Collaborative Contracting

  1. Challenge what is possible. The concept and benefits of collaborative contracting have been known for decades, yet many sectors have been slow to adopt it due to perceived roadblocks. In practice, many of these challenges are either self-imposed (e.g. mindsets) or can be challenged (e.g. regulatory regimes).
  2. Adopt collaborative contracts that incorporate risk sharing and clear requirements. Changes in procurement and contracting models are critical to achieving a more collaborative and outcomes-based approach to projects. Contracts that include appropriate risk sharing, set clear expectations, establish a problem-solving mentality, and offer financial incentives for each stakeholder will go a long way to building trust and improving performance.
  3. Shift mindsets from individual goals to project outcomes. Collaborating across the value chain effectively requires that all participants shift their thinking from their own individual goals to holistic project outcomes. Doing so will enable all parties to focus on solving problems and roadblocks in the best interest of the project rather than avoiding and transferring blame.  
  4. Learn from Integrated Project Delivery (IPD). IPD has been successfully implemented in over 150 projects around the world, in both the private and public sector. IPD contracts requires a shift in the contracting structure, the project operating system and the culture. One needs to create an environment and ecosystem of stakeholders that say, “If we run into a problem, we will solve it”, with all parties equally incentivized to do so.

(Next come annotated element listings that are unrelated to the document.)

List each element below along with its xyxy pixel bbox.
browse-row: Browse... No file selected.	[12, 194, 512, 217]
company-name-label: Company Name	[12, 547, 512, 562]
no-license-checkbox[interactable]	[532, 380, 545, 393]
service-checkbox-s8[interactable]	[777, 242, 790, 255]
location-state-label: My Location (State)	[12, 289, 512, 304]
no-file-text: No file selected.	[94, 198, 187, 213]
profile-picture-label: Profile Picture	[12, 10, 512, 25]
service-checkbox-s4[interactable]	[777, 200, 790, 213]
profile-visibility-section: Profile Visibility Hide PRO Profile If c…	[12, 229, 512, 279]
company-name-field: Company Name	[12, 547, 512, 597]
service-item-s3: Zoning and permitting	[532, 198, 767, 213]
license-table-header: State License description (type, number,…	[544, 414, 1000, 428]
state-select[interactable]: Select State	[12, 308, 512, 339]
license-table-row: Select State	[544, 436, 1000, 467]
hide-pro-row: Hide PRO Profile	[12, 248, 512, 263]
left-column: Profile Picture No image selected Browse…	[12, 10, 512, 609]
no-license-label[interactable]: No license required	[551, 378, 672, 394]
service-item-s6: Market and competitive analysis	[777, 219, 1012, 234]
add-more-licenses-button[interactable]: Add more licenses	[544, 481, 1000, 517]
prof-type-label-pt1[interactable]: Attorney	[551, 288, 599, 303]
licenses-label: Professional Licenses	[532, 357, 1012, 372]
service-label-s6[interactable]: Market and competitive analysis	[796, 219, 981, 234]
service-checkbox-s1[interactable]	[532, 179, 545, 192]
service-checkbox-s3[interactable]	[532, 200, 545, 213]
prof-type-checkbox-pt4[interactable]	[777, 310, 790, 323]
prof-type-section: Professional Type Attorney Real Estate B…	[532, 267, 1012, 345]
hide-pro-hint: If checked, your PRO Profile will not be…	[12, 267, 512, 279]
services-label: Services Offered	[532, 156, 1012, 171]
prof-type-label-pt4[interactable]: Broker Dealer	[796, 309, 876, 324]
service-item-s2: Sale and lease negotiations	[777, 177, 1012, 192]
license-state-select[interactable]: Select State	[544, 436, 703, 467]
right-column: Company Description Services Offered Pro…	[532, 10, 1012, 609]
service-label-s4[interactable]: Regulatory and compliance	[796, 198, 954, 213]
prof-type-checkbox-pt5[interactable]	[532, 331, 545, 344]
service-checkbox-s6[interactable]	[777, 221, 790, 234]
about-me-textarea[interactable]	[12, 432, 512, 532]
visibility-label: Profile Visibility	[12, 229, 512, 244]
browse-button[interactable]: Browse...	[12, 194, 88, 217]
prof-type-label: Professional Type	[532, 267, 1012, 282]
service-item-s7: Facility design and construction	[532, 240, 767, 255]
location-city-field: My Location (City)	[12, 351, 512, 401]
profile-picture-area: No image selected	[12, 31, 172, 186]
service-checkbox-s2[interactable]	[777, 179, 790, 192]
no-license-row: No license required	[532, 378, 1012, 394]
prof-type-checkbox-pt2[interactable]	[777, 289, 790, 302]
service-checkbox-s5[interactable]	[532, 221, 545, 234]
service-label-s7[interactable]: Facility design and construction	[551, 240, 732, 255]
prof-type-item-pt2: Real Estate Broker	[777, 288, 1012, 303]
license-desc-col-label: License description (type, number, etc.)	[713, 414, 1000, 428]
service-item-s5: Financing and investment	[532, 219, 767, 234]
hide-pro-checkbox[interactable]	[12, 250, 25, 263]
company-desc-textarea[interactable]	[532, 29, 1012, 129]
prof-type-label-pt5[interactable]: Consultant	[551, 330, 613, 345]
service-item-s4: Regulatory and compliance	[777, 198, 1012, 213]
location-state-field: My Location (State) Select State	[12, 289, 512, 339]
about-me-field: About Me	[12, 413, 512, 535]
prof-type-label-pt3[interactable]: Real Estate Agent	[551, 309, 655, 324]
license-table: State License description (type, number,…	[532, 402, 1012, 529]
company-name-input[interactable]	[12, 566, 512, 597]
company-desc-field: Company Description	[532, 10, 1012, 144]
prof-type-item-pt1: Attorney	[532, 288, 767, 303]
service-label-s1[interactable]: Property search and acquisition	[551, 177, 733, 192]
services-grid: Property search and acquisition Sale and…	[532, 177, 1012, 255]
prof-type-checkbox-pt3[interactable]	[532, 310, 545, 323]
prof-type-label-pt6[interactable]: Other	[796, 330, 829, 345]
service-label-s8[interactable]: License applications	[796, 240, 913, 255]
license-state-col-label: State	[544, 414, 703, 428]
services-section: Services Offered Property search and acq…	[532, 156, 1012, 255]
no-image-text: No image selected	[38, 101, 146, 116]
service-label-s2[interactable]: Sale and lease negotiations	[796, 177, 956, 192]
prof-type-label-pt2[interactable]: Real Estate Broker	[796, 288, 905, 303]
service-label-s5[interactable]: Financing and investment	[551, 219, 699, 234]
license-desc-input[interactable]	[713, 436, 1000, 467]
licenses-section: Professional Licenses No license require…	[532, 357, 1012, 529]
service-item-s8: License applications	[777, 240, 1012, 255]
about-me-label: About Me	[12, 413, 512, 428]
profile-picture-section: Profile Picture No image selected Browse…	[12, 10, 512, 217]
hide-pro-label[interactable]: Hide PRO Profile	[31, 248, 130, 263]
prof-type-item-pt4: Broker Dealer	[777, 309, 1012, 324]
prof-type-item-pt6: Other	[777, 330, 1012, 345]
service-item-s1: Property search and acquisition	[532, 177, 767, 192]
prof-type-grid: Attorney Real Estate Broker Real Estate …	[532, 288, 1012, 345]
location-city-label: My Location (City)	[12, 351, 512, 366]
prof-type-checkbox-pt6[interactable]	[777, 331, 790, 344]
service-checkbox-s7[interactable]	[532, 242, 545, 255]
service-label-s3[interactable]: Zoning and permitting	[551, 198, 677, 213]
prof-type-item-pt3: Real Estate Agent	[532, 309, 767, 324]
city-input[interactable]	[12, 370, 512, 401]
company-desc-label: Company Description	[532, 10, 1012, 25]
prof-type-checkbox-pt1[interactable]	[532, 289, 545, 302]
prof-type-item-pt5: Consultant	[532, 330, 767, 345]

Key contributing factors include involving contractors early in the project development process, focusing on the project outcomes, an integrated team, data transparency, risk sharing, accountability, and strong communications.
  5. Involve stakeholders throughout the value chain. Moving the industry towards collaborative contracting has tremendous upside but will require action across the full value chain.  Siloed solutions have proven to fail in complex supply chains—and construction supply chains are among the most complex. Therefore, public and private sector organizations will need to work together to rethink the contracting model, focus on outcomes, share risk and incentives, and build trust.